I’ve only visited Venice once, but it was a very memorable three days. I always keep travel journals where ever I go along with photographs. So even though it had been several years since I’d been in Venice, when I sat down to write, after a few hours of pouring over my photos and journal entries, I was instantly transported back. Here’s a scene from the book that eventually became The Treasures of Venice based on a late night walk my DH and I took through the streets of La Serenissima:

“It was eerily dark out on the street… Mist hung in wet wispy spirals over the water, and deeper shadows pooled in the darkness beside buildings. The chilly dampness distorted sounds so that the creaking of wood and slapping of water seemed to come from living entities….

“Sam followed as Keirnan snaked his way down a tight path right next to the water. The four and five story buildings on either side of the minor canal blotted out all light….


“Another diminutive bridge, this one with iron railings, arched up next to them where another canal intersected the one they followed.

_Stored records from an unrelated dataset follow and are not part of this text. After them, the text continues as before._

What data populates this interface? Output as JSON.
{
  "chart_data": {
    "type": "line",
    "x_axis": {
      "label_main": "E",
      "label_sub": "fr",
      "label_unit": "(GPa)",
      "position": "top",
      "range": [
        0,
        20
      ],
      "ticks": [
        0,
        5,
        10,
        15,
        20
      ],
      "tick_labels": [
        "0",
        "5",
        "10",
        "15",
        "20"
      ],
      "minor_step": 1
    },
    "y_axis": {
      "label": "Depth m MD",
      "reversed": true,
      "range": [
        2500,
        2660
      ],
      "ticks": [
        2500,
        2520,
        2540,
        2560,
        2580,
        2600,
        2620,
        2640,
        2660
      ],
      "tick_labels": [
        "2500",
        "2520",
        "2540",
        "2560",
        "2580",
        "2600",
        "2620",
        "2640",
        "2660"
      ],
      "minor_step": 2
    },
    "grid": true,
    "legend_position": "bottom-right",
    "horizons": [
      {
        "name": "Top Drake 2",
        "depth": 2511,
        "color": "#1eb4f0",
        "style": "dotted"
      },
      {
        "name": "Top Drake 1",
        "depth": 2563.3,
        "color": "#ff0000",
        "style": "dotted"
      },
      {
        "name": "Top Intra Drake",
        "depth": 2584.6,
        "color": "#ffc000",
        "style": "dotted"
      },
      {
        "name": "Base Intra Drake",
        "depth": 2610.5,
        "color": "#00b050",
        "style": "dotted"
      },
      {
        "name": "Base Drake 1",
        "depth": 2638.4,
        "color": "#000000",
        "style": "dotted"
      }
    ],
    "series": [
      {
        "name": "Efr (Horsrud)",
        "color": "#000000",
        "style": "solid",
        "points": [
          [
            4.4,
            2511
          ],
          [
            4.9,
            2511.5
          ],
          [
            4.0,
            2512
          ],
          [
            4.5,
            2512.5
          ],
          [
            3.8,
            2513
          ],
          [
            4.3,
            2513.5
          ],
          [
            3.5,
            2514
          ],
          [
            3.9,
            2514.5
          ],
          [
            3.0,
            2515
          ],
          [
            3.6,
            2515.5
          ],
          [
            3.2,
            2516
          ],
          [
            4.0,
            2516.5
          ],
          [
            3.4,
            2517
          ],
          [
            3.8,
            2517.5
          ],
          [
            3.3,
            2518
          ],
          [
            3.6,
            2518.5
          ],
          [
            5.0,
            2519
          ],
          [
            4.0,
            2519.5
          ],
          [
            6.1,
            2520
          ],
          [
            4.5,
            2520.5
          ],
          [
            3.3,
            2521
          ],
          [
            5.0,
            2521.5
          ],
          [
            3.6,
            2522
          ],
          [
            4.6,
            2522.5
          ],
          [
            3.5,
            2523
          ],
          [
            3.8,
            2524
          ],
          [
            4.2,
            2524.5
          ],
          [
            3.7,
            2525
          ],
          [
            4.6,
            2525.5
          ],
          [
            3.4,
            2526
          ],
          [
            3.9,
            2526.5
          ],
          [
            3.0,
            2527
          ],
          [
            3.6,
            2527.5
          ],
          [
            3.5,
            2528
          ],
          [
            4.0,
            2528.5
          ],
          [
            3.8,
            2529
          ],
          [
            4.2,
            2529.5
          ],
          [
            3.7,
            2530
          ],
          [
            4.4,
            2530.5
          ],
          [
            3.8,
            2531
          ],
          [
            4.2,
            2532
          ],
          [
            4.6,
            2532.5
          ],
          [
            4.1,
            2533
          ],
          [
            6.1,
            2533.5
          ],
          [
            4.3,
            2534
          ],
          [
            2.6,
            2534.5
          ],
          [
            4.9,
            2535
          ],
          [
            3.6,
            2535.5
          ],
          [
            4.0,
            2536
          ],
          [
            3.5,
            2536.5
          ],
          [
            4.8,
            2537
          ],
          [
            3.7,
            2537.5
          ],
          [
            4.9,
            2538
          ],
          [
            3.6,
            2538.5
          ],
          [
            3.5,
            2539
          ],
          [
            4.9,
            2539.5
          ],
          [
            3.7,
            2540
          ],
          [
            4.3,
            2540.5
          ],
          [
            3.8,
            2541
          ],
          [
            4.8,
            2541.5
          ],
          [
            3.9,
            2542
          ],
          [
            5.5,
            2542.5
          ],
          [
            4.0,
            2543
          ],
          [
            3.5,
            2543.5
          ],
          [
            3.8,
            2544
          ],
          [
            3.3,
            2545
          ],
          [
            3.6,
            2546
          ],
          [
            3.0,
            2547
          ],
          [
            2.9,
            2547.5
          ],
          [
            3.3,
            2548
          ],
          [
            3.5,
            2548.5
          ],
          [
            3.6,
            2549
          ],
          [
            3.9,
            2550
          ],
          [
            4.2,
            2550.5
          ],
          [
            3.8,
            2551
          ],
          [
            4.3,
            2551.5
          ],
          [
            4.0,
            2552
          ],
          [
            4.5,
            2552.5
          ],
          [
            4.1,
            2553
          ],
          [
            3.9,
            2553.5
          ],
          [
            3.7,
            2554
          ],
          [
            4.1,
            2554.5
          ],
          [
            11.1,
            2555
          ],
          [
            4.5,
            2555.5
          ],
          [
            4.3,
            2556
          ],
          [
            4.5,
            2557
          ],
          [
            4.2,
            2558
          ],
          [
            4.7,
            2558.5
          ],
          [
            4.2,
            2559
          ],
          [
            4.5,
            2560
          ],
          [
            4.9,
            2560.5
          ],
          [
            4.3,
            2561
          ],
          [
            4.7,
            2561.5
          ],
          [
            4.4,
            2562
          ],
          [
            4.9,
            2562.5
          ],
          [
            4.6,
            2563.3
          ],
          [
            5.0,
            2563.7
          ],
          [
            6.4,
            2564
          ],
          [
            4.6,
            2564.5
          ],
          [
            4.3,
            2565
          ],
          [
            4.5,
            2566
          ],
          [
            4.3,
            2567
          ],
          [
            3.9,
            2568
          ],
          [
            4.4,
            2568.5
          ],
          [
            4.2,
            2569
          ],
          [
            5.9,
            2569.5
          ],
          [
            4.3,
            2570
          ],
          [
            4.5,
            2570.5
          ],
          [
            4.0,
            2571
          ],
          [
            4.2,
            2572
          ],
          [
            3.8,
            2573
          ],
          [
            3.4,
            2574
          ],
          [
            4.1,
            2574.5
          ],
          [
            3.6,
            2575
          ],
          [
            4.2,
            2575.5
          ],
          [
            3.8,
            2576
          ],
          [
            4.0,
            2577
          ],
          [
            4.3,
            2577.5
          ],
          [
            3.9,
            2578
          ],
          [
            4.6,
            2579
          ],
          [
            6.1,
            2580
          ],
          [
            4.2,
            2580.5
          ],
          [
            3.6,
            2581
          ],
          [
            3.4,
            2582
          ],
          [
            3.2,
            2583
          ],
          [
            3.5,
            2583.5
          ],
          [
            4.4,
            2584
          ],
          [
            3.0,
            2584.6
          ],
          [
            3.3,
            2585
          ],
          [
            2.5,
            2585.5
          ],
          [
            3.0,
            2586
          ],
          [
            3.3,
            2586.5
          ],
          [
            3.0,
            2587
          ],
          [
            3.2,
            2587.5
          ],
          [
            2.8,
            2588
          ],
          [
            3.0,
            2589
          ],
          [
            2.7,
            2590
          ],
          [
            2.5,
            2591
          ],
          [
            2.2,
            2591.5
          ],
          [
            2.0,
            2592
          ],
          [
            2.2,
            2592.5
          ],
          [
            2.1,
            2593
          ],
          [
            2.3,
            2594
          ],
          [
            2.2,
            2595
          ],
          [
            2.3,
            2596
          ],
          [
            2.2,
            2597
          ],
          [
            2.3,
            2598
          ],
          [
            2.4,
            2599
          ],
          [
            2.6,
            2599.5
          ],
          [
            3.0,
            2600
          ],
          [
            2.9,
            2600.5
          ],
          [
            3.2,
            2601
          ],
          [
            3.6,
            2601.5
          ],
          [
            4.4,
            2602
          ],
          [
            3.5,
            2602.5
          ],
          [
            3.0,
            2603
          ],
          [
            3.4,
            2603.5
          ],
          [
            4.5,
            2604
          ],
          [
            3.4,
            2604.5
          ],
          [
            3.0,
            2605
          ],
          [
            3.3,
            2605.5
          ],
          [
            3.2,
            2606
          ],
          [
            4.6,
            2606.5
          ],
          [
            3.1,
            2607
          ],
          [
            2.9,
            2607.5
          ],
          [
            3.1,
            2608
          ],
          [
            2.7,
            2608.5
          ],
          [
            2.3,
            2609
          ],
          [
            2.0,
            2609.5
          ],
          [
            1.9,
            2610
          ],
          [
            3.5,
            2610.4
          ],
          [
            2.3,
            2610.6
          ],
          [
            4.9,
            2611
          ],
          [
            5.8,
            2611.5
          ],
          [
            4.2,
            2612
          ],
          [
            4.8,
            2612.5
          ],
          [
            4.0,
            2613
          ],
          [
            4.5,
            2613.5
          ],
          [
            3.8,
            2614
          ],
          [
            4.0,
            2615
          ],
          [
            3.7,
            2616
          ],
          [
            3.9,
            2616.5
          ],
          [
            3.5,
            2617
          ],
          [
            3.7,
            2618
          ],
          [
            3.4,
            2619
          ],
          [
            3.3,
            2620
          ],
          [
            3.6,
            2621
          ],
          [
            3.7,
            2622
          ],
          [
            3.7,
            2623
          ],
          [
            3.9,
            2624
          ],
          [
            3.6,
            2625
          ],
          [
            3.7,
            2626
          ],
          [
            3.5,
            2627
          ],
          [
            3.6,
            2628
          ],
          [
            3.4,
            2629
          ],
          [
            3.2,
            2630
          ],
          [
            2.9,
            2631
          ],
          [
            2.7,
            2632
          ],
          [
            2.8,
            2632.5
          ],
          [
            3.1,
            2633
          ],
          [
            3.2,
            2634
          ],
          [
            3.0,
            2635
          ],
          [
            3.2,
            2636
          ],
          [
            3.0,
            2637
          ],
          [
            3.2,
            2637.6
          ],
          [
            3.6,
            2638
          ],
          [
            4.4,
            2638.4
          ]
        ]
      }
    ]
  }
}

Instead of crossing, Keirnan crawled down next to the footings, then motioned her to join him.… A pale light filtered down from a second story window to reveal a profusion of orange peels and cigarette butts floating in the nearly motionless canal…. Sam scooted slightly to one side and noticed the building had a yawning mouth of black water where the first floor would have been.”

Sometimes places that aren’t actually in the location I’m writing about fit into the story so beautifully that I take ‘artistic license and put them in anyway. This was the case with my current release The Wild Irish Sea. When the hero and heroine discover a sea cave being used by a colony of seals, I remembered a couple of visits I’d paid to Sea Lion Caves on the Oregon coast and was inspired to include my impressions (especially of the smell!) even if the actual cave was far away from the Irish coast:

“Nearly overcome by the stench, Amber followed Kevin inside the cave without further protest. After climbing down and around a pointy sentinel of rock, they were out of the rain. She heaved a sigh of relief and almost choked on the over-powering odor.

“They scrambled over a few more jutting rocks onto a stone ledge. A large pool of water spread below, and on the sandy shore opposite their perch lolled dozens of seals…. More than half seemed to be babies and the cave echoed with their cries.

“Trying not to breathe too deeply, she leaned an elbow against an upright boulder and surveyed the interior. The shelf where they stood appeared to be the only flat spot on their side of the rocky cavern, and it looked too high for the sea lions in the pool to climb up.”


So whether it’s a tiny cottage in the Irish countryside, a Venetian canal, or a mysterious sea cave full of seals, I hope I’ve given you some insight into the way I use my travels to create exotic settings for my books.

2 comments:

Helen said...

Aunty Cindy one of reasons I love reading your stories is because I always feel like am where the story is set you have such wonderful descriptions of the scenery it is very easy to get a picture in my head and a feel for the area not to mention the wonderful heros and heroines in each of the stories.
I would one day love to travel as much as you have there are so many exotic and awesome places in this world to visit and at the moment reading stories is the way I travel to them. Thank you

Have Fun
Helen

Loucinda McGary aka Aunty Cindy said...

AWW! Thank you Helen!

I'm glad you are able to travel vicariously through my stories. You'll get to travel someday soon, I know, and you will LOVE it!